Having played a little schoolboy rugby, and been a moderately keen follower on the telly, I know one end of the rugby pitch from the other, but I wouldn’t claim to be an expert by any means. However, when a particularly subtle foul occurred, I was honest enough to admit I did not understand what was going on.
Enquiring of my fellow supporters, it quickly became clear that none of them knew any more than me, so we all just sat there, happy in our collective ignorance.
It is a bit like TERs. Until a year or so back I had never heard the phrase, and pondered what else am I missing here as it does not quite feel like the end of the story.
And would you believe it, along comes further “clarification” from the fund houses that there are indeed even more costs that perhaps might be better to disclose rather than have it found out at some future date.
At least I am honest enough to admit that I do not always understand things, rather than pretending to or, even worse, assuming that someone else does so I do not have to.
But one thing is crystal clear: your average consumer has absolutely no chance of understanding the nuances of our profession. Types of advisers, ways to pay them, investment costs, ways to get the best advice; the list goes depressingly on and on.
And so to the latest “whizz-bang” initiative, the laudable-sounding initiative to pool people’s funds Dutch style. Surely that strikes a further blow to our collective wish to simplify things?
Do you think I’m mad for thinking this sounds like they might be riding a popularity wave of Nordic crime thrillers? It can’t be! Either way, in what parallel universe can this be a good thing? A “new new” kind of pension to cement the utterly perplexing image of pensions in the consumer’s mind.
I have only been doing this for 27 years, but even I am struggling to think of one unambiguous advantage of these new proposals. Actuarially driven, pooling mechanisms and untested governance make me wary.
We already have a proven mechanism in personal pensions that has stood the test of time. Simple individual pots with no one else to blame but the member if they do not save enough.

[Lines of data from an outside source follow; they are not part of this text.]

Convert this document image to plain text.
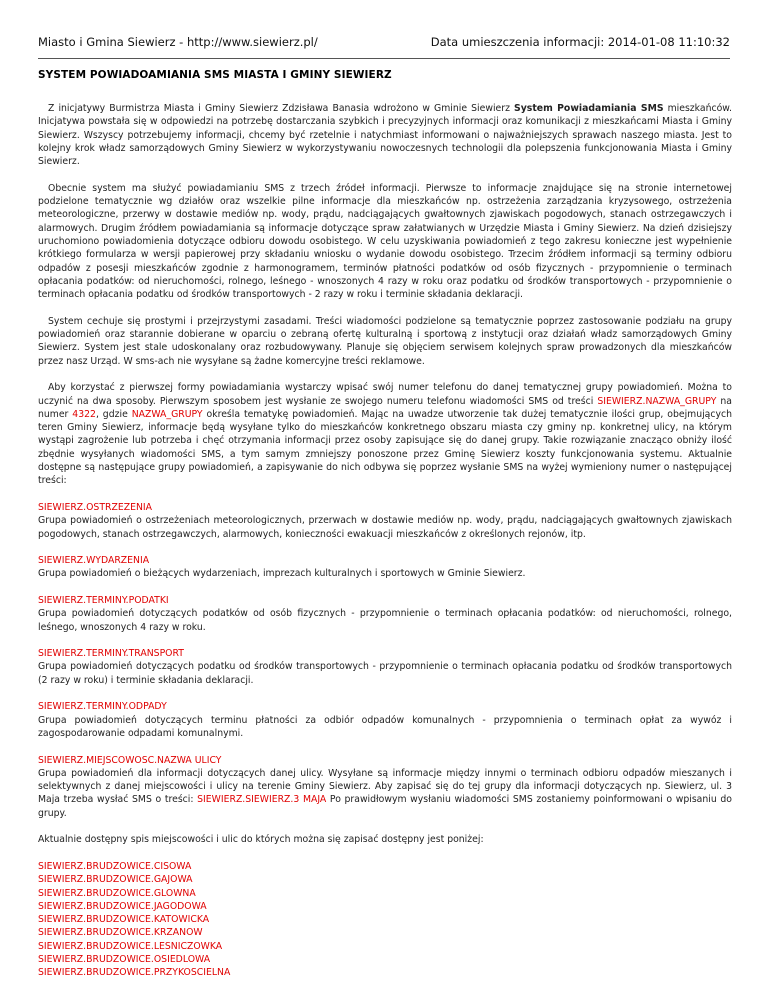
Miasto i Gmina Siewierz - http://www.siewierz.pl/	Data umieszczenia informacji: 2014-01-08 11:10:32
SYSTEM POWIADOAMIANIA SMS MIASTA I GMINY SIEWIERZ

Z inicjatywy Burmistrza Miasta i Gminy Siewierz Zdzisława Banasia wdrożono w Gminie Siewierz System Powiadamiania SMS mieszkańców. Inicjatywa powstała się w odpowiedzi na potrzebę dostarczania szybkich i precyzyjnych informacji oraz komunikacji z mieszkańcami Miasta i Gminy Siewierz. Wszyscy potrzebujemy informacji, chcemy być rzetelnie i natychmiast informowani o najważniejszych sprawach naszego miasta. Jest to kolejny krok władz samorządowych Gminy Siewierz w wykorzystywaniu nowoczesnych technologii dla polepszenia funkcjonowania Miasta i Gminy Siewierz.

Obecnie system ma służyć powiadamianiu SMS z trzech źródeł informacji. Pierwsze to informacje znajdujące się na stronie internetowej podzielone tematycznie wg działów oraz wszelkie pilne informacje dla mieszkańców np. ostrzeżenia zarządzania kryzysowego, ostrzeżenia meteorologiczne, przerwy w dostawie mediów np. wody, prądu, nadciągających gwałtownych zjawiskach pogodowych, stanach ostrzegawczych i alarmowych. Drugim źródłem powiadamiania są informacje dotyczące spraw załatwianych w Urzędzie Miasta i Gminy Siewierz. Na dzień dzisiejszy uruchomiono powiadomienia dotyczące odbioru dowodu osobistego. W celu uzyskiwania powiadomień z tego zakresu konieczne jest wypełnienie krótkiego formularza w wersji papierowej przy składaniu wniosku o wydanie dowodu osobistego. Trzecim źródłem informacji są terminy odbioru odpadów z posesji mieszkańców zgodnie z harmonogramem, terminów płatności podatków od osób fizycznych - przypomnienie o terminach opłacania podatków: od nieruchomości, rolnego, leśnego - wnoszonych 4 razy w roku oraz podatku od środków transportowych - przypomnienie o terminach opłacania podatku od środków transportowych - 2 razy w roku i terminie składania deklaracji.

System cechuje się prostymi i przejrzystymi zasadami. Treści wiadomości podzielone są tematycznie poprzez zastosowanie podziału na grupy powiadomień oraz starannie dobierane w oparciu o zebraną ofertę kulturalną i sportową z instytucji oraz działań władz samorządowych Gminy Siewierz. System jest stale udoskonalany oraz rozbudowywany. Planuje się objęciem serwisem kolejnych spraw prowadzonych dla mieszkańców przez nasz Urząd. W sms-ach nie wysyłane są żadne komercyjne treści reklamowe.

Aby korzystać z pierwszej formy powiadamiania wystarczy wpisać swój numer telefonu do danej tematycznej grupy powiadomień. Można to uczynić na dwa sposoby. Pierwszym sposobem jest wysłanie ze swojego numeru telefonu wiadomości SMS od treści SIEWIERZ.NAZWA_GRUPY na numer 4322, gdzie NAZWA_GRUPY określa tematykę powiadomień. Mając na uwadze utworzenie tak dużej tematycznie ilości grup, obejmujących teren Gminy Siewierz, informacje będą wysyłane tylko do mieszkańców konkretnego obszaru miasta czy gminy np. konkretnej ulicy, na którym wystąpi zagrożenie lub potrzeba i chęć otrzymania informacji przez osoby zapisujące się do danej grupy. Takie rozwiązanie znacząco obniży ilość zbędnie wysyłanych wiadomości SMS, a tym samym zmniejszy ponoszone przez Gminę Siewierz koszty funkcjonowania systemu. Aktualnie dostępne są następujące grupy powiadomień, a zapisywanie do nich odbywa się poprzez wysłanie SMS na wyżej wymieniony numer o następującej treści:

SIEWIERZ.OSTRZEZENIA
Grupa powiadomień o ostrzeżeniach meteorologicznych, przerwach w dostawie mediów np. wody, prądu, nadciągających gwałtownych zjawiskach pogodowych, stanach ostrzegawczych, alarmowych, konieczności ewakuacji mieszkańców z określonych rejonów, itp.
SIEWIERZ.WYDARZENIA
Grupa powiadomień o bieżących wydarzeniach, imprezach kulturalnych i sportowych w Gminie Siewierz.
SIEWIERZ.TERMINY.PODATKI
Grupa powiadomień dotyczących podatków od osób fizycznych - przypomnienie o terminach opłacania podatków: od nieruchomości, rolnego, leśnego, wnoszonych 4 razy w roku.
SIEWIERZ.TERMINY.TRANSPORT
Grupa powiadomień dotyczących podatku od środków transportowych - przypomnienie o terminach opłacania podatku od środków transportowych (2 razy w roku) i terminie składania deklaracji.
SIEWIERZ.TERMINY.ODPADY
Grupa powiadomień dotyczących terminu płatności za odbiór odpadów komunalnych - przypomnienia o terminach opłat za wywóz i zagospodarowanie odpadami komunalnymi.
SIEWIERZ.MIEJSCOWOSC.NAZWA ULICY
Grupa powiadomień dla informacji dotyczących danej ulicy. Wysyłane są informacje między innymi o terminach odbioru odpadów mieszanych i selektywnych z danej miejscowości i ulicy na terenie Gminy Siewierz. Aby zapisać się do tej grupy dla informacji dotyczących np. Siewierz, ul. 3 Maja trzeba wysłać SMS o treści: SIEWIERZ.SIEWIERZ.3 MAJA Po prawidłowym wysłaniu wiadomości SMS zostaniemy poinformowani o wpisaniu do grupy.

Aktualnie dostępny spis miejscowości i ulic do których można się zapisać dostępny jest poniżej:

SIEWIERZ.BRUDZOWICE.CISOWA
SIEWIERZ.BRUDZOWICE.GAJOWA
SIEWIERZ.BRUDZOWICE.GLOWNA
SIEWIERZ.BRUDZOWICE.JAGODOWA
SIEWIERZ.BRUDZOWICE.KATOWICKA
SIEWIERZ.BRUDZOWICE.KRZANOW
SIEWIERZ.BRUDZOWICE.LESNICZOWKA
SIEWIERZ.BRUDZOWICE.OSIEDLOWA
SIEWIERZ.BRUDZOWICE.PRZYKOSCIELNA
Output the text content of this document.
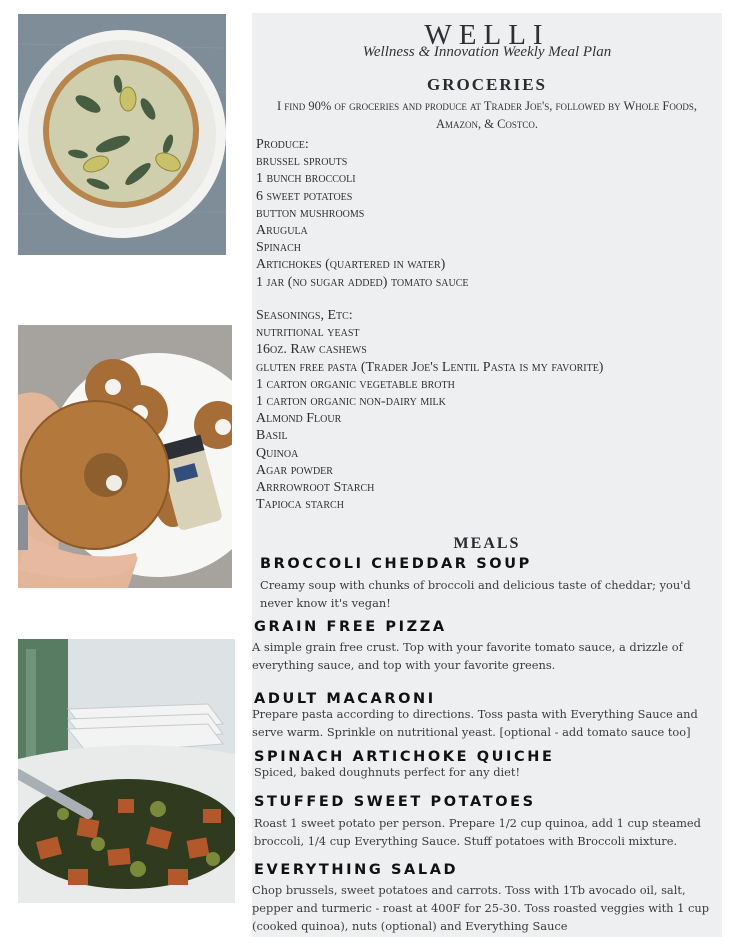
WELLI
Wellness & Innovation Weekly Meal Plan
GROCERIES
I find 90% of groceries and produce at Trader Joe's, followed by Whole Foods, Amazon, & Costco.
Produce:
brussel sprouts
1 bunch broccoli
6 sweet potatoes
button mushrooms
Arugula
Spinach
Artichokes (quartered in water)
1 jar (no sugar added) tomato sauce
Seasonings, Etc:
nutritional yeast
16oz. Raw cashews
gluten free pasta (Trader Joe's Lentil Pasta is my favorite)
1 carton organic vegetable broth
1 carton organic non-dairy milk
Almond Flour
Basil
Quinoa
Agar powder
Arrrowroot Starch
Tapioca starch
MEALS
BROCCOLI CHEDDAR SOUP
Creamy soup with chunks of broccoli and delicious taste of cheddar; you'd never know it's vegan!
GRAIN FREE PIZZA
A simple grain free crust. Top with your favorite tomato sauce, a drizzle of everything sauce, and top with your favorite greens.
ADULT MACARONI
Prepare pasta according to directions. Toss pasta with Everything Sauce and serve warm. Sprinkle on nutritional yeast. [optional - add tomato sauce too]
SPINACH ARTICHOKE QUICHE
Spiced, baked doughnuts perfect for any diet!
STUFFED SWEET POTATOES
Roast 1 sweet potato per person. Prepare 1/2 cup quinoa, add 1 cup steamed broccoli, 1/4 cup Everything Sauce. Stuff potatoes with Broccoli mixture.
EVERYTHING SALAD
Chop brussels, sweet potatoes and carrots. Toss with 1Tb avocado oil, salt, pepper and turmeric - roast at 400F for 25-30. Toss roasted veggies with 1 cup (cooked quinoa), nuts (optional) and Everything Sauce
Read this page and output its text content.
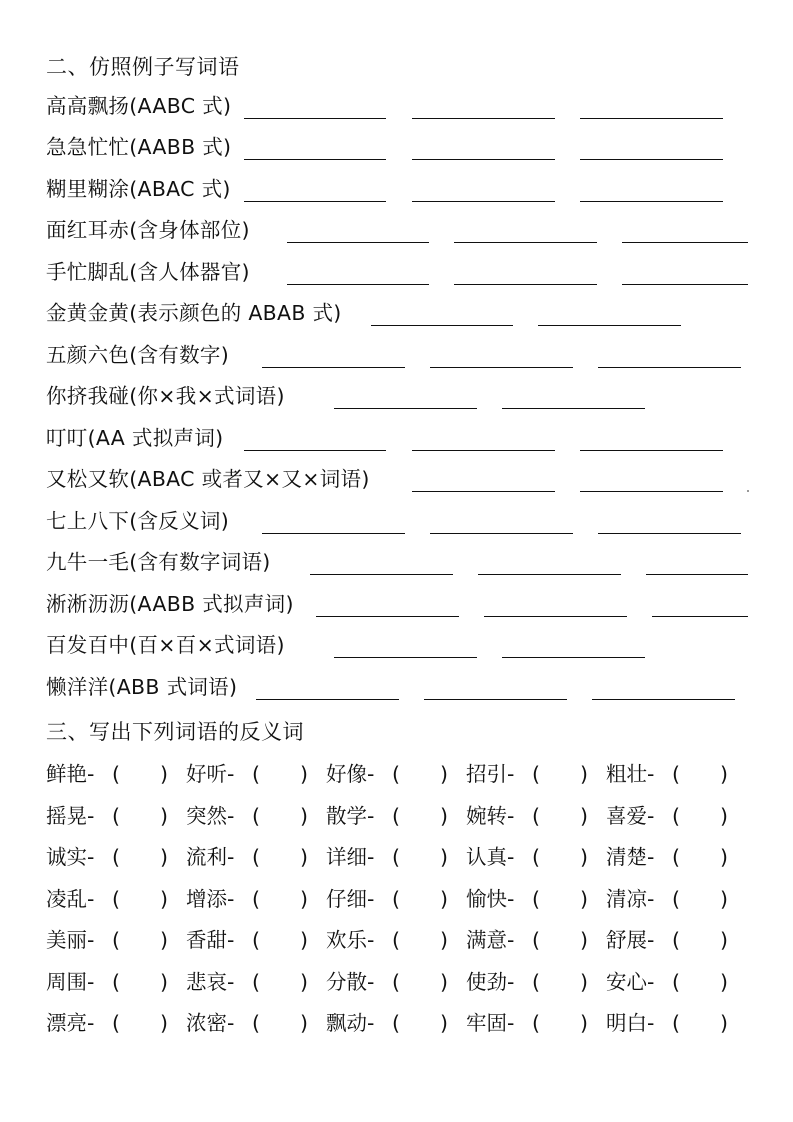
二、仿照例子写词语
高高飘扬(AABC 式)
急急忙忙(AABB 式)
糊里糊涂(ABAC 式)
面红耳赤(含身体部位)
手忙脚乱(含人体器官)
金黄金黄(表示颜色的 ABAB 式)
五颜六色(含有数字)
你挤我碰(你×我×式词语)
叮叮(AA 式拟声词)
又松又软(ABAC 或者又×又×词语)
七上八下(含反义词)
九牛一毛(含有数字词语)
淅淅沥沥(AABB 式拟声词)
百发百中(百×百×式词语)
懒洋洋(ABB 式词语)
三、写出下列词语的反义词
鲜艳- ( ) 好听- ( ) 好像- ( ) 招引- ( ) 粗壮- ( )
摇晃- ( ) 突然- ( ) 散学- ( ) 婉转- ( ) 喜爱- ( )
诚实- ( ) 流利- ( ) 详细- ( ) 认真- ( ) 清楚- ( )
凌乱- ( ) 增添- ( ) 仔细- ( ) 愉快- ( ) 清凉- ( )
美丽- ( ) 香甜- ( ) 欢乐- ( ) 满意- ( ) 舒展- ( )
周围- ( ) 悲哀- ( ) 分散- ( ) 使劲- ( ) 安心- ( )
漂亮- ( ) 浓密- ( ) 飘动- ( ) 牢固- ( ) 明白- ( )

Granted, people might be slightly better off if they are pointed towards a good quality default fund, and are safe in the low-charging world that we now inhabit, but both of these have a miniscule impact on the outcome when you compare the decision not to do it 30 years sooner.
Auto-enrolment has clearly changed the coal face forever and probably for the better; but that will not stop a bored and disengaged public remaining disillusioned, despite the recent Budget initiative which removed the final barrier to entry once and for all.